Pressure and Flow rate Pressure Definition
Absolute Pressure: Absolute pressure is the force per unit area applied to anything, whether that anything...
Absolute Pressure: Absolute pressure is the force per unit area applied to anything, whether that anything is a solid, liquid or gas. Imagine a column of liquid above an area 1 ft by 1 ft.
The force exerted on the 1ft x 1 ft area is the weight of that column of liquid. If the liquid is water and h = 5 ft then the total volume of the column is 5 ft3. Water weighs 62.4 Lb/ft3 so the weight of the column above would be 312Lb .Since this weight is spread over 1 ft2 the pressure exerted by that column of water would be 312 Lb/ft2 or 2.2 Lb/in2 (2.2 psi). Since this is the total pressure on that 1ft x 1 ft area we say that this is an absolute pressure and write 2.2 psia. The “a” refers to absolute. Atmospheric Pressure: Atmospheric pressure is the pressure exerted on a solid, liquid or gas by the atmosphere. Imagine the 1ft x 1ft area above without the column of liquid above it. Instead the 1ft x 1ft area is at sea level and there is a column of gases above it reaching to the top of the atmosphere. That column of gas has some weight. On a typical day at sea level that column will weigh around 2117 Lbs. So the atmospheric pressure on that 1ft x 1ft area will be approximately 2117 Lb/ft2 or 14.7 Lb/in2. Since this is an absolute pressure we write 14.7 psia. This is a typical atmospheric pressure (barometric pressure). It varies from day to day. 1
Now imagine the 1ft x 1ft area at the bottom of a pool 5 ft deep. What is the absolute pressure at the bottom of the pool? There are two columns of fluid above the 1 ft x 1 ft area. One is a 5 foot column of water. The other is the column of gases reaching to the top of the atmosphere. The column of water weighs 312 Lb and the column of gases weighs 2117 Lbs. The total weight above the 1ft x 1ft area is 2429 Lbs. So the pressure on the 1ft x 1ft area is 2429 Lbs/ft2 or 16.9 psia.

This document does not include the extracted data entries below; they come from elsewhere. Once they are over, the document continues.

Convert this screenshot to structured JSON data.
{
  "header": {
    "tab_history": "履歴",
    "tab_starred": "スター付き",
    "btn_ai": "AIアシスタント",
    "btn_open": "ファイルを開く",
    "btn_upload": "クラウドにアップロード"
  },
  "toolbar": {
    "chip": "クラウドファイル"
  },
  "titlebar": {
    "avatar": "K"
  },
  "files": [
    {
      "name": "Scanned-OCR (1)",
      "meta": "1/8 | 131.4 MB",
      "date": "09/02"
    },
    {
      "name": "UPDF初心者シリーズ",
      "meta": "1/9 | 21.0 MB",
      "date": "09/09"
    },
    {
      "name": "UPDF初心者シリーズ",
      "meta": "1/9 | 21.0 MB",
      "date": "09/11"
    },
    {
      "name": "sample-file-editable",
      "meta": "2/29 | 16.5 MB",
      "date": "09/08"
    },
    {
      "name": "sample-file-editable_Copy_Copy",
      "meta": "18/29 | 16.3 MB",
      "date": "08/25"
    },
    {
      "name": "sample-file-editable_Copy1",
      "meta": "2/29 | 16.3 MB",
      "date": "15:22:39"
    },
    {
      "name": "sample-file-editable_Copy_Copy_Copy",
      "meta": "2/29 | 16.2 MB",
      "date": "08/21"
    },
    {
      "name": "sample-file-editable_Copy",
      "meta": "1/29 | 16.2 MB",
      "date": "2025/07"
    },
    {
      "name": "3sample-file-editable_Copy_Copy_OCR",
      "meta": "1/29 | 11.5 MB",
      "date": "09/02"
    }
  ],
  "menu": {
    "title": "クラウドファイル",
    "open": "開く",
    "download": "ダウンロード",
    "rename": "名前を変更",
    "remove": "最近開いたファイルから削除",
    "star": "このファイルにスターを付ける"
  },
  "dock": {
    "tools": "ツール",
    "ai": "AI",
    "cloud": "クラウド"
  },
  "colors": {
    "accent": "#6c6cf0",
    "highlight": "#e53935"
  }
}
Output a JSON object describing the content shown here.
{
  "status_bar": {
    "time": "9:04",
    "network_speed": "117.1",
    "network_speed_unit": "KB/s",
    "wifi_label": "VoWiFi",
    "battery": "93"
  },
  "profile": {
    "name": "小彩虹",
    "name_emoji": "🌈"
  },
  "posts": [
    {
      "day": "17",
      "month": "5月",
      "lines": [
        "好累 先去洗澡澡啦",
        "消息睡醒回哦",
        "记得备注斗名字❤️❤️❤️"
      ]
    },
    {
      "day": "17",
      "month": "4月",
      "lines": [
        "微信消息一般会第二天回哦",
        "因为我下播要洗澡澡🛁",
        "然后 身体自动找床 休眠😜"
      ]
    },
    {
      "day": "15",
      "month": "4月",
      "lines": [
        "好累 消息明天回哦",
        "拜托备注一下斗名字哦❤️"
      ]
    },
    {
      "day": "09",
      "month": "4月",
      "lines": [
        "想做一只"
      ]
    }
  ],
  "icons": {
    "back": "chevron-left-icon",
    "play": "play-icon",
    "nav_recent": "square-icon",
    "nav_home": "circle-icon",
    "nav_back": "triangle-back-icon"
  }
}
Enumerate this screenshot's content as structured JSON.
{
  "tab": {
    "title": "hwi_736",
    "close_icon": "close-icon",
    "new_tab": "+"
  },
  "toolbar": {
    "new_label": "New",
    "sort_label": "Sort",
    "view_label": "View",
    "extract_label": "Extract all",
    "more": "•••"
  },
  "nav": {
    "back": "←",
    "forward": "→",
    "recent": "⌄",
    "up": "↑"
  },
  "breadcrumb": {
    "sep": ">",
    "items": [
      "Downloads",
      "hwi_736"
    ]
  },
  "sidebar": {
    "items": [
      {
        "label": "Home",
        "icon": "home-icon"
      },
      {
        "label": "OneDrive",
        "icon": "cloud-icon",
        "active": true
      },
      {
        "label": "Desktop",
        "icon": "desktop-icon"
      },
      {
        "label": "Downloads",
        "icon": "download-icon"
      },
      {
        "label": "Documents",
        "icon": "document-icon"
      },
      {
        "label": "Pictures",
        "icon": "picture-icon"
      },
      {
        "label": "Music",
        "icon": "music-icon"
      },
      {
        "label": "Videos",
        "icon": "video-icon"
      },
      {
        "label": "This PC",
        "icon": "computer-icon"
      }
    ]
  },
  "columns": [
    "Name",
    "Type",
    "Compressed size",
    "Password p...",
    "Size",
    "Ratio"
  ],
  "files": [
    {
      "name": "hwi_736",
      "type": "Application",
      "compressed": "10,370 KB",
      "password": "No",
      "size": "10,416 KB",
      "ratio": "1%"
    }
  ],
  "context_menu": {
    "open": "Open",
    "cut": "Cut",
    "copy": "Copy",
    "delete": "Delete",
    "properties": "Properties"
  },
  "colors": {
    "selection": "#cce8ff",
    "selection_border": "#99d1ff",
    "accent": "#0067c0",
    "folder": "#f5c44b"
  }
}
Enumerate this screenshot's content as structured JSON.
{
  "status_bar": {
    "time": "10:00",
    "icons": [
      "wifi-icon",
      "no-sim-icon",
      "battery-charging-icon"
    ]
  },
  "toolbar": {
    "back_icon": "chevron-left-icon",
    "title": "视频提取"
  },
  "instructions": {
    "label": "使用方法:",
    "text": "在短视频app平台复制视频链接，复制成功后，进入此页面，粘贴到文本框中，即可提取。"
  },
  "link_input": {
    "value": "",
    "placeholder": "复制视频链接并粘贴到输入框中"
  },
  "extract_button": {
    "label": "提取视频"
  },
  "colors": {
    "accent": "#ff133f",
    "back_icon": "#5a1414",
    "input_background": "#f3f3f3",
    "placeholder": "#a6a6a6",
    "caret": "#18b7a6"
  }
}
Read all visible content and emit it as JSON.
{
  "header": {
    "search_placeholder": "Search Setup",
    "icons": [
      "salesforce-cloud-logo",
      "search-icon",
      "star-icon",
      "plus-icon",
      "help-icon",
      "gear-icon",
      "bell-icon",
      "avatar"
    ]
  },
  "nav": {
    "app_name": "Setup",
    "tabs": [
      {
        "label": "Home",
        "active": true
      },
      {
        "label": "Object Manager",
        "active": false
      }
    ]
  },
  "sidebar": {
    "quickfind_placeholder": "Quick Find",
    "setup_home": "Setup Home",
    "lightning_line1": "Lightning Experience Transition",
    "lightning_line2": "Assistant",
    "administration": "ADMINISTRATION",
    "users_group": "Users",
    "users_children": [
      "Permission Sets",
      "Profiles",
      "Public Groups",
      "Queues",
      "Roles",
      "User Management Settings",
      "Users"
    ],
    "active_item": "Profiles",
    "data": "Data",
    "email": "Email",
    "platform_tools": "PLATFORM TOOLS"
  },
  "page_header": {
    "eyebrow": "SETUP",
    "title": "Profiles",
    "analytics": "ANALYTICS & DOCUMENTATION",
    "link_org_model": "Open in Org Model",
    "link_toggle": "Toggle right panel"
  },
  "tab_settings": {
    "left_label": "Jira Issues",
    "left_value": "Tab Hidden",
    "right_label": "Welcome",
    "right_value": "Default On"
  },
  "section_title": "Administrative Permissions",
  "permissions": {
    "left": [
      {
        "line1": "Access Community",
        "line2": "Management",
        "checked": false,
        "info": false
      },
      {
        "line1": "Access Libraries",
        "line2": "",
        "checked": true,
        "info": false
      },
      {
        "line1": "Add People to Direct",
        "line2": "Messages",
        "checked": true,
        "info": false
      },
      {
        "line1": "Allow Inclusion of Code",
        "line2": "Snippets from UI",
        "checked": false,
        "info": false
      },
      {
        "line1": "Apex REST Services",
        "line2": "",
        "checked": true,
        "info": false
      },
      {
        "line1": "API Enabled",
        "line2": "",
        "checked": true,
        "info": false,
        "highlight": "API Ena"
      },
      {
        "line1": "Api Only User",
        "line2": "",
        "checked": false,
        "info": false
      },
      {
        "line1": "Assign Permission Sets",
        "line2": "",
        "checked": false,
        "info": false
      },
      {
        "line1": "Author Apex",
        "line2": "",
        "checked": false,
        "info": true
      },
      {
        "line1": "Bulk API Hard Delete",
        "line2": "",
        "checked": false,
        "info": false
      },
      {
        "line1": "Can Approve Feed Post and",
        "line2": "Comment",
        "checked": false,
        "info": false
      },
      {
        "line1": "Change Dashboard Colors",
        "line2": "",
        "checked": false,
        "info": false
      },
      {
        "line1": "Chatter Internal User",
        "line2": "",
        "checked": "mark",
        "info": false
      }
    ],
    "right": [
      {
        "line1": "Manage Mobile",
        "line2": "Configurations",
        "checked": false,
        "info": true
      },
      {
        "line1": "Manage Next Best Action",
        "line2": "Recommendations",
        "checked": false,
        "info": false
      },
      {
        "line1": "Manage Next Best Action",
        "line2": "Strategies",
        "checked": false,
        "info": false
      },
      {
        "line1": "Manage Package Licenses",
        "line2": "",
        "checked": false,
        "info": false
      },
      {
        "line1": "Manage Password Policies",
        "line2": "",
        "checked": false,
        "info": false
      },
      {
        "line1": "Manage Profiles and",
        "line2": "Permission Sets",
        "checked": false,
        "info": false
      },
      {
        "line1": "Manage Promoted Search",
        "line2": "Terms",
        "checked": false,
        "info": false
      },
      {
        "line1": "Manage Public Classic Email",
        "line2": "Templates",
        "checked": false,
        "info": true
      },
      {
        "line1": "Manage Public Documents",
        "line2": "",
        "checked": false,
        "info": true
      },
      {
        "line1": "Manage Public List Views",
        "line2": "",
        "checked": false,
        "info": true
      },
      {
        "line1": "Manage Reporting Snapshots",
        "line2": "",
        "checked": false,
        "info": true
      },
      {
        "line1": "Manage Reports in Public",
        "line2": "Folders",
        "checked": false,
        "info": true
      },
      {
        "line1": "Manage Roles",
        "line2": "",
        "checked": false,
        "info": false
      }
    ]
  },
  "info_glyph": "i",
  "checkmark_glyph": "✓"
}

Another way to look at it is the pressure at the bottom of the pool (Po) is simply the atmospheric pressure (14.7 psia) plus the pressure exerted by the water column (2.2 psi). So Po = 14.7 + 2.2 = 16.9 psia. Note that Ph is the pressure at the top of the water column where the water meets the atmosphere. So Ph is the atmospheric pressure in this case. Gauge Pressure: Gauge pressure is the pressure as measured by a pressure gauge. A pressure gauge does not measure absolute pressure. It measures the difference between the pressure applied at the pressure inlet (P in) and the pressure outside the rest of the gauge (P out).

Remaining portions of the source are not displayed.